One of his fingers probed up and down the cleft of her butt through her shorts.
“There’s no weapon in there, I swear.”
“I said shut up!”
“I just want to go take a shower.” Now, more than ever.
“I bet you do,” he said in his gravelly rumble. “I just bet you do.” One hand riding on her right hip, the other on her butt, he shoved his boots farther under her heels. It was like she was tottering on four-inch stilettos now. What she wouldn’t have given for a stiletto, just not the shoe kind.
She closed her eyes and tried to think of anything other than what he was doing to her. His pleasures were relatively simple: cop a feel or rub his hard-on against a chick when he got the chance. In the outside world this sort of conduct would’ve earned him a minimum of twenty years on the other side of these bars. Yet inside here it was classic he-said, she-said, and no one would believe her without some DNA trace. That’s why Beer Belly only pantomimed it through the clothes. And throwing a punch at the bastard would earn her another year.
When he was done he said, “You think you’re something, don’t you? You’re Inmate 245, that’s who you are. Cell Block B. That’s who you are. Nothing more.”
“That’s who I am,” said Mace as she straightened her clothes and prayed for an early diagnosis of lung cancer for Beer Belly. What she really wanted was to pull a gun and lay his brains-on the off chance he had any-against the gray walls.
In the showers she scrubbed hard and rinsed fast, something you just innately did in here. She’d already experienced her initiation in here after only two days. She’d busted the woman’s face. The fact that she’d avoided solitary or time tacked on had not endeared Mace to her fellow inmates.
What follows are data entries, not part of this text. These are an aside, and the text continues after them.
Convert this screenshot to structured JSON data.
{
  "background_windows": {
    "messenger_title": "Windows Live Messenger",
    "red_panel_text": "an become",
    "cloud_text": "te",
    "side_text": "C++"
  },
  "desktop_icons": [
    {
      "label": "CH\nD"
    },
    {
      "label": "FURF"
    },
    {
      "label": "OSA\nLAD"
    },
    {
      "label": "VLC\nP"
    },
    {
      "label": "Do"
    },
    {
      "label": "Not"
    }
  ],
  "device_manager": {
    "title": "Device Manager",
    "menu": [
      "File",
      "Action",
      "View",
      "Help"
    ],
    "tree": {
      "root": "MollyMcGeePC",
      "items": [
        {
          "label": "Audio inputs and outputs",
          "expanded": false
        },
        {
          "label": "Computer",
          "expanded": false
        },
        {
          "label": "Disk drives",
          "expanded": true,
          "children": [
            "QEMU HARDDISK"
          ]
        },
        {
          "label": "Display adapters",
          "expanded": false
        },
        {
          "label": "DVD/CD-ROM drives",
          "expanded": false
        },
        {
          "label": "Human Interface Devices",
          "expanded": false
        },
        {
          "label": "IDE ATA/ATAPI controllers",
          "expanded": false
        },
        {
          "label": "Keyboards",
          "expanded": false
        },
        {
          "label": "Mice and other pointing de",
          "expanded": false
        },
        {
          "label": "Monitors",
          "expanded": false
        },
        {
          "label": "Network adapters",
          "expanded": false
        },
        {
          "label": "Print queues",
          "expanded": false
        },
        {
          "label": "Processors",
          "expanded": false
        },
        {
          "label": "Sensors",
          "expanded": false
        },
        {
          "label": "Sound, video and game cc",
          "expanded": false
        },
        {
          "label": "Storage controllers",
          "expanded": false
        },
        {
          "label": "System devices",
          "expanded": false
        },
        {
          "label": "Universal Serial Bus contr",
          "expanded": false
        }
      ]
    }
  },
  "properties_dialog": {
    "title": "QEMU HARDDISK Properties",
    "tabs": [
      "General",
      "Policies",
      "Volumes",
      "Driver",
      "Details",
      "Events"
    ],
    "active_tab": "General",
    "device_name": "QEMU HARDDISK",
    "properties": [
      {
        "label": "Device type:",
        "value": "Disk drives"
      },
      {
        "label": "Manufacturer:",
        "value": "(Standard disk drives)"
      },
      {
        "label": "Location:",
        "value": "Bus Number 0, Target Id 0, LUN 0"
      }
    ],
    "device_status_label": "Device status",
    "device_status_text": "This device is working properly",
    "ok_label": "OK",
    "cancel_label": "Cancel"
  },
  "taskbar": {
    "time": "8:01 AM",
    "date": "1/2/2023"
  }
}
They simply tagged her as a privileged bitch, and that was about as bad as it could get in a place where your cell rep defined every right you had or didn’t have. Nearly two years later she was still standing, but she wasn’t exactly sure how.
She hustled on, every minute now precious, as she counted down her time to freedom, with both anticipation and dread, because on this side of the wall nothing was guaranteed except misery.